LOUISVILLE, Ky. — As more people work from home during the pandemic, it opens up the potential to live anywhere.

What You Need To Know

  • More people are choosing to live in Louisville

  • Louisville is second behind Santa Barbara, California

  • More people are working remotely and don't have to be tied to a location

  • The influx of people isn't just good for Louisville, it's good for Kentucky

Real estate brokerage, Redfin, reports a record 29% of its online users looked into moving to a different city in the third quarter of 2020. While for many cities, this spells bad news, it's been a positive thing for Louisville.

“What that has done is it has unlocked possibilities of where people can live. They don’t have to live within an hour commute of a brick and mortar building anymore," Paul Del Rio with Kentucky Realtors said.

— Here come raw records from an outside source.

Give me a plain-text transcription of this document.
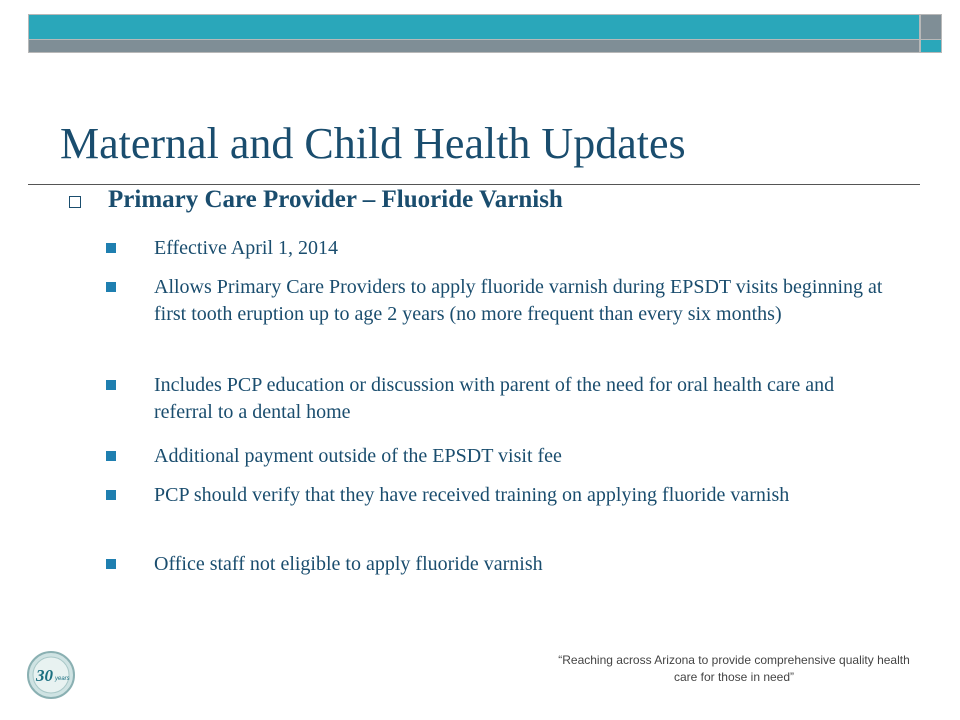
Maternal and Child Health Updates
Primary Care Provider – Fluoride Varnish
Effective April 1, 2014
Allows Primary Care Providers to apply fluoride varnish during EPSDT visits beginning at first tooth eruption up to age 2 years (no more frequent than every six months)
Includes PCP education or discussion with parent of the need for oral health care and referral to a dental home
Additional payment outside of the EPSDT visit fee
PCP should verify that they have received training on applying fluoride varnish
Office staff not eligible to apply fluoride varnish
30 years
“Reaching across Arizona to provide comprehensive quality health care for those in need”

That same Redfin report found Louisville is the second most popular place for out-of-town home buyers since the pandemic just behind Santa Barbara, California, and just ahead of Buffalo, New York. Redfin reports net inflow to Louisville increased by 113% over the last year. It describes net inflow as the number of people looking to move in minus the number of people looking to leave

“We are getting a lot of people from the coasts that are deciding hey we can work remotely now. Our kids are online for school, so school districts aren’t as big of a deal anymore and the wallet share is so great,” Redfin realtor Becca Baker said. 

Rip Phillips, managing broker at eXp Realty sold a house during the pandemic to a man who grew up here but has been living in California since high school. Phillips said, with the potential to work remotely soon, that client wanted to come back to his old Kentucky home. He even bought the house sight unseen, a trend that is now more possible with increased technology.

“We had a virtual tour. You were able to actually get on your computer and decide where you wanted to be in a room and which direction. We also had drone footage, so you can see the neighborhood. All of that is available at your fingertips. The technology is incredible,” Phillips said.

The momentum is something Greater Louisville Inc. president and CEO Sarah Davasher-Wisdom said could be great for the local economy.

“Our goal is to recruit some of the people who might move away from the big cities so to speak, and get them to move here,” Davasher-Wisdom said.

These stories are not just unique to Louisville. A survey from HousingIQ and Kentucky Realtors found 40% of realtors surveyed reported increased interest from out-of-state buyers. That same survey found 32% of the interest from out-of-state buyers comes from people living in the Northeast.

While Baker and Phillips say Louisville has a lot to offer, most of the out-of-state interest they are seeing is not random. It is mostly coming from people moving for job opportunities or to be closer to family in the region.